County Leaders Warn of Epic Revenue Losses from COVID-19

Los Angeles County is bracing for sales tax revenue losses of 50 to 75 percent, while other counties are furloughing workers and planning to cut back on vital public services. Reserves might cushion the blow.

With businesses closed, counties are seeing their sale tax revenue plunge. [News-Journal/Clayton Park]
The nation’s counties are bracing for hard times as they stagger from revenue losses while facing rising demands for services. They are dipping deep into their cash reserves and having to furlough workers as the country’s economy remains in a deep freeze because of the COVID-19 pandemic.

“The greater problem for us is not just how much more we’re spending in expenses, but how much we look at the loss of revenue,” said George Latimer, county executive for Westchester County, N.Y., speaking in a conference call with reporters Wednesday.

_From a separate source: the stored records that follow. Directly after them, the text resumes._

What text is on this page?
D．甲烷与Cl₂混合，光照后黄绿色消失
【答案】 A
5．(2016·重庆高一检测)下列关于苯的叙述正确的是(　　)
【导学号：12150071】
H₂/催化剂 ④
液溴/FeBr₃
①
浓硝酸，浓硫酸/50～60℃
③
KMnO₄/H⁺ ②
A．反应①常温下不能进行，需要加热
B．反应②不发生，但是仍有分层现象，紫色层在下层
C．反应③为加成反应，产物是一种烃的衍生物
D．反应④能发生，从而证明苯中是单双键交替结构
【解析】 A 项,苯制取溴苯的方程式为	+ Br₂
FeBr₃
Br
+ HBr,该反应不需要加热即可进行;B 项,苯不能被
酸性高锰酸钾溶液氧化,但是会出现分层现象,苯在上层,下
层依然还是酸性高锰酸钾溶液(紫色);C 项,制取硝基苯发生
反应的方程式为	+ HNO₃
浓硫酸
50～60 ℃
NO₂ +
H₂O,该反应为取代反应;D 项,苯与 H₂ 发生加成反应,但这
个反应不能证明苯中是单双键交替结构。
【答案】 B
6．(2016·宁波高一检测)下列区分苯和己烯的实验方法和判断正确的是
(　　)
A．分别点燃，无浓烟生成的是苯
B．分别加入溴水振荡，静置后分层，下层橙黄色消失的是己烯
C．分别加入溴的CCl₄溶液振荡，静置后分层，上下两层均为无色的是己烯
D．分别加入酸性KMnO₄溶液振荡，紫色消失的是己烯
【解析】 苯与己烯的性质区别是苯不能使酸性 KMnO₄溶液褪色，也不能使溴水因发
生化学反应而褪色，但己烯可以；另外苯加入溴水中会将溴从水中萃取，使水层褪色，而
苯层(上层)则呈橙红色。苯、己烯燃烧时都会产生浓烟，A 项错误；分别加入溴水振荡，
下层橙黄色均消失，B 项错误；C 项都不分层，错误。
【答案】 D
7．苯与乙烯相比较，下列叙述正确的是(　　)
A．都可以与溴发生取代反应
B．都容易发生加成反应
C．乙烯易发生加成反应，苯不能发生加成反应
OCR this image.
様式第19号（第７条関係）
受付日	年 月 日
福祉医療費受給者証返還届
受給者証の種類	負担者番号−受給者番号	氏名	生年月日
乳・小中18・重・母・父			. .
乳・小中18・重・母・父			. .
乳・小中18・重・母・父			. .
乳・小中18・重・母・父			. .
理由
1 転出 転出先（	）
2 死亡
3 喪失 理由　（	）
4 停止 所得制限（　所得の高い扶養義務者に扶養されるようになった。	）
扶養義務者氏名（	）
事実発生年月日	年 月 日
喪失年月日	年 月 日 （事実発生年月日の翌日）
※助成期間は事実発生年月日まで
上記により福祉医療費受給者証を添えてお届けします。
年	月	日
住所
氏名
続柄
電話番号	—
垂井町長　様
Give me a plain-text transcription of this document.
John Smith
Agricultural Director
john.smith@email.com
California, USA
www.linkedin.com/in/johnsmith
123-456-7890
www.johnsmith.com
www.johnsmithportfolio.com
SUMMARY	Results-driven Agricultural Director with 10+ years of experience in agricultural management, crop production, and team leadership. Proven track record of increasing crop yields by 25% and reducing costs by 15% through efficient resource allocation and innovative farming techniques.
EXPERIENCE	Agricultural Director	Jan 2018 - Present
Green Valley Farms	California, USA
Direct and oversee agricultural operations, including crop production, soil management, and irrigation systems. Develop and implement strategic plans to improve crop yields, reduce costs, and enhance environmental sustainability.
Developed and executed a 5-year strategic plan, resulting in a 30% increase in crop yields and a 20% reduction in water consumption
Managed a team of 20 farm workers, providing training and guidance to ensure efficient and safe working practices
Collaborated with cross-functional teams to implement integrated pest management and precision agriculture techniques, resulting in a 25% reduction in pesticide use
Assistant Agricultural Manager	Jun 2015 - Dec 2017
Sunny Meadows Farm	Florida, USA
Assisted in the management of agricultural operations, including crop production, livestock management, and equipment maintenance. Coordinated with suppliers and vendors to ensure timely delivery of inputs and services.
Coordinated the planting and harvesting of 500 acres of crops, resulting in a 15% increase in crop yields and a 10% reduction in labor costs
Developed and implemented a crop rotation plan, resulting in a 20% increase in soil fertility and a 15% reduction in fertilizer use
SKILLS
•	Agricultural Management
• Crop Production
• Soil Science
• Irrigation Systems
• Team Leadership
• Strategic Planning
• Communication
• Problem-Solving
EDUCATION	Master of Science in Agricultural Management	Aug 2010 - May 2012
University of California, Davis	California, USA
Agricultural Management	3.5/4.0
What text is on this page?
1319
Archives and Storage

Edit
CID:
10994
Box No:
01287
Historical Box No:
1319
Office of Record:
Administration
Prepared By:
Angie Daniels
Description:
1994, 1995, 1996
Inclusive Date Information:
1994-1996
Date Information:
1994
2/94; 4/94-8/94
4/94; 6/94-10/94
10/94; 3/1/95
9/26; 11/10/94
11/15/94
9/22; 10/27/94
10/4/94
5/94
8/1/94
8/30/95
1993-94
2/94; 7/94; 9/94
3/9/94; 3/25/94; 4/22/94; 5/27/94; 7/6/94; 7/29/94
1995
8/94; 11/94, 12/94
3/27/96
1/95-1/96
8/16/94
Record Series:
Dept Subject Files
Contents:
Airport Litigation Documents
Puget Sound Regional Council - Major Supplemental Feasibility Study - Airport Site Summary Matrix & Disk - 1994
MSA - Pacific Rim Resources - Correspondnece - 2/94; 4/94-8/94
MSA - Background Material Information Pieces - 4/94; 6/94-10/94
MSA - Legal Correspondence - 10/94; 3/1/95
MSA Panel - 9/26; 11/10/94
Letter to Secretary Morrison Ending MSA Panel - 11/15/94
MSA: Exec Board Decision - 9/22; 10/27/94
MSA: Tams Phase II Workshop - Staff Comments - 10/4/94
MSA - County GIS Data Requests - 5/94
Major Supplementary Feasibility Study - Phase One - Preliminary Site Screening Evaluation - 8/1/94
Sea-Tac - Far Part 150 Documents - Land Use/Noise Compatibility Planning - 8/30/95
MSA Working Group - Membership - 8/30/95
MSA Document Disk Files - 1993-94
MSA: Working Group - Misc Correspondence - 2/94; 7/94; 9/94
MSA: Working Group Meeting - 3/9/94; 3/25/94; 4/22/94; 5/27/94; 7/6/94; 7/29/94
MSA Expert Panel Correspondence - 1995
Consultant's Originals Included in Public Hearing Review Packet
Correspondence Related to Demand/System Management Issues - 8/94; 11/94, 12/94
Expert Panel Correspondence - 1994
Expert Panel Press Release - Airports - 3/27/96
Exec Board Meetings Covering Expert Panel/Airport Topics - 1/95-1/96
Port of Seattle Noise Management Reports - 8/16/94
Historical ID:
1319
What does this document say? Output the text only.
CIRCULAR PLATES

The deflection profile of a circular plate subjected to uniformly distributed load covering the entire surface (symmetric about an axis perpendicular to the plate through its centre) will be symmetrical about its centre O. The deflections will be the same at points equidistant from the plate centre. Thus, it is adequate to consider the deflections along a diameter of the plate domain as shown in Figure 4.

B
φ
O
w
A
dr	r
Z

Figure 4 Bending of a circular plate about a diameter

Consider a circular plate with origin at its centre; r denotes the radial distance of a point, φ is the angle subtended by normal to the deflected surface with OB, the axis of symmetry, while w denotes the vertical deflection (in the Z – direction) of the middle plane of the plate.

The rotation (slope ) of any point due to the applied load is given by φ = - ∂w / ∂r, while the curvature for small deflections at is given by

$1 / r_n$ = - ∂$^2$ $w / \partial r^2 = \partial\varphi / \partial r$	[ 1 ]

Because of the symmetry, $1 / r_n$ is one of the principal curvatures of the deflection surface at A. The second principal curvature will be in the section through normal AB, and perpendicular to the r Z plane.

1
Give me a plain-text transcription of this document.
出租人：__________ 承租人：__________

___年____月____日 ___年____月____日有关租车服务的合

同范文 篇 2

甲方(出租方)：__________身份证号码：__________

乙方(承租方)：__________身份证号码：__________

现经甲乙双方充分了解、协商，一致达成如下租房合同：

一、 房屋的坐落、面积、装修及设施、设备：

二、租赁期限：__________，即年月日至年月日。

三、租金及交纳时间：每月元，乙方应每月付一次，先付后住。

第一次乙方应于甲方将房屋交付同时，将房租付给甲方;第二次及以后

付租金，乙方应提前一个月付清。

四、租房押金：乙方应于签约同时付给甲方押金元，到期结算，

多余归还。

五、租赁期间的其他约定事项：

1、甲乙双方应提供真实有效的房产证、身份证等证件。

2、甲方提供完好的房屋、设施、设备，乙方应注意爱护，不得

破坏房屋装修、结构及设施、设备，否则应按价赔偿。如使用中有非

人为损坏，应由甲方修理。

Westchester County, a suburban county of New York City, home to about 1 million residents, is estimated to lose $90 million to $160 million in revenue, due to the coronavirus crisis and its severe economic downturn.

“The concerns that we have is there are precious few ways that we can go about closing these gaps,” said Latimer in his comments during the press call, organized by the National Association of Counties (NACo.) “There’s no question that we need the federal government to step in.”

If the federal government does not help, “it would be a catastrophic loss in basic services,” he added.

As the nation moves into a second month of confronting the global health pandemic, the toll it is placing on local and state governments is coming into clearer and frantic focus. Los Angeles County, the most populous in the country with more than 10 million residents, is facing a 50 to 75 percent decline in sales tax revenue from March through the end of the fiscal year, said Sachi A. Hamai, the county’s chief executive officer. The county also estimates a 25 percent reduction in sales-tax-based revenue in next fiscal year.

“For the county that’s essentially a loss of billions of dollars of sales tax revenue that helps to fund vital public services, including safety net services for the most vulnerable residents,” said Hamai.

Already, some counties are reporting furloughs, according to Matt Chase, executive director of NACo. Monroe County, which includes the Florida Keys, plans to furlough about 15 percent of the workforce. In Pennsylvania, several counties have furloughed hundreds of employees.

“That is typically the last resort,” said Chase. 

“We are seeing local governments, across the board, starting to look at it,” he added.

Los Angeles County has enacted a hiring freeze. While in Westchester County, layoffs and furloughs will be “treated as the last case actions that we will take,” said Latimer.

“We want to see what kind of property tax revenue comes in,” he noted. “The problem is, we don’t know where the bottom is. We’re falling. But we don’t know that we’ve hit bottom.”

One of the takeaways from the 2008 recession was a need for local government to build up reserves, said Chase.

“Counties really have spent the last 10 years trying to build reserves. We could never build enough reserves for a pandemic like this. But thankfully, we had built some, which will help us, short-term,” he added.

The 2008 Great Recession saw the elimination of about 60,000 public health workers at the state and local level.

“So, our public health staff and other frontline staff are already thin,” said Chase. “So, any loss of additional employees is brutal, because we are already at bare bones, in many cases.”